While my father was staying at the Sunset Marquis in West Hollywood, we ate dinner at the hotel twice. That guy with the weird beard from the band Anthrax? I think his name is Ian. He was my first celebrity sighting. Later, waiting for the valet to bring my car around, I recognized the drunk buffoon standing beside the curb with his hands rolling up his wrinkled white button-down as the guy who just dated Taylor Swift. Yes, my second celebrity sighting was Matt Healy and I immediately felt like showering. 

 

Suddenly, it was the week before Halloween, which turned into the week of Lisa’s. I met a friend for lunch at the Bel Air Hotel and sat in a cozy booth diagonal from Lisa Kudrow, aka MICHELE FUCKING WEINBERGER. If you don’t know who that character is, please stop reading. The day before, I got coffee in WeHo and walked around Robertson Row (IYKYK). I walked past Sur Restaurant a couple of times because I could, and then I got back in my car and when I went past the restaurant again, there she was. Former Real Housewife and Bravo Queen, Lisa Vanderpump, was standing outside talking with a shiny young man.

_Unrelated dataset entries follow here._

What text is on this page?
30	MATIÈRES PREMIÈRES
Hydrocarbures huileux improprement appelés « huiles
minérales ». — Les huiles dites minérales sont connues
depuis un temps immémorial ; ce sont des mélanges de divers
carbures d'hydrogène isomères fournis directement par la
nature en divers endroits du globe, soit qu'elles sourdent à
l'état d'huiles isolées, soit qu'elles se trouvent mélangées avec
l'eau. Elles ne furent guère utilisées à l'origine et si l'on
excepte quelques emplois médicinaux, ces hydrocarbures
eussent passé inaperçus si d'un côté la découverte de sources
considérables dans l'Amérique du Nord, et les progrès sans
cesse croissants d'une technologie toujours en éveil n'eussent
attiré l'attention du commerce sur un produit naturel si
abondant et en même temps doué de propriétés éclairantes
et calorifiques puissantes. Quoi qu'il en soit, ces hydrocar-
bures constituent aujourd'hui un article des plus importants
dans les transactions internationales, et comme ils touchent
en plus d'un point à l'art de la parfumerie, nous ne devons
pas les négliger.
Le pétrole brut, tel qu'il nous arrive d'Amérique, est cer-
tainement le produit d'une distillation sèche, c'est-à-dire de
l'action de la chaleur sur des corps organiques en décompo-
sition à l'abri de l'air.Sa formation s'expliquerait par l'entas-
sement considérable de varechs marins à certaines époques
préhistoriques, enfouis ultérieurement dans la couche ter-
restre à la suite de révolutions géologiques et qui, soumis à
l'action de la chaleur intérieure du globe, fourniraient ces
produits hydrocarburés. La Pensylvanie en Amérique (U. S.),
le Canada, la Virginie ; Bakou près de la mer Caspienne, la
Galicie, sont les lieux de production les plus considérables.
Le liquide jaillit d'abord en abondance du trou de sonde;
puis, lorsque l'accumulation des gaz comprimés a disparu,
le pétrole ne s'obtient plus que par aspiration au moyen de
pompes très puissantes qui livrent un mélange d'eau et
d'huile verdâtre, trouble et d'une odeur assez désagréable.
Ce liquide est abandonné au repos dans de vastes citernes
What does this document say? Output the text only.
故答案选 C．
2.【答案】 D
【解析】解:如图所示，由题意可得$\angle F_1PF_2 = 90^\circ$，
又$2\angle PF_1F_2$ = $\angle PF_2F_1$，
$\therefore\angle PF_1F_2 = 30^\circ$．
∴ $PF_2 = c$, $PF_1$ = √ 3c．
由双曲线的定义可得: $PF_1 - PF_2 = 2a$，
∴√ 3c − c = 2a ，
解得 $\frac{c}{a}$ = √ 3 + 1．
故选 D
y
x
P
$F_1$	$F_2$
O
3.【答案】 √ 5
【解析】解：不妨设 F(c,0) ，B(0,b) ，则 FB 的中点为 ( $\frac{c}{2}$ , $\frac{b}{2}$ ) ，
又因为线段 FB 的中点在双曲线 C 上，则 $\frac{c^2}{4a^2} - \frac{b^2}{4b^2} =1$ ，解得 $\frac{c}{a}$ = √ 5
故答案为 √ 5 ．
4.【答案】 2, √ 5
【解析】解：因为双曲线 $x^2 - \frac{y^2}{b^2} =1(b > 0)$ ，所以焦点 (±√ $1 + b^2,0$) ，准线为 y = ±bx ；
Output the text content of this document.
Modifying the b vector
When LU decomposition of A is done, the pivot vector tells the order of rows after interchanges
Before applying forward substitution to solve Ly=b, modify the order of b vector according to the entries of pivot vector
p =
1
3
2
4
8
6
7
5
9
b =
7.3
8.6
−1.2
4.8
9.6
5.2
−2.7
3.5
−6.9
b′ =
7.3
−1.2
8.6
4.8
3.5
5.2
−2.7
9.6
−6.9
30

I guess this is what my life is like now, I told myself. Two Lisa’s in two days! As long as it’s not the one back home who told me I looked like Elon Musk, I could get used to this.

 

Heading back north on the 405, the golden hour glow glided down the hill and hung over the surrounding mountains hugging the San Fernando Valley as I tapped my fingers to the music playing in the car I had driven across the country in search of freedom. Somehow, I had made it.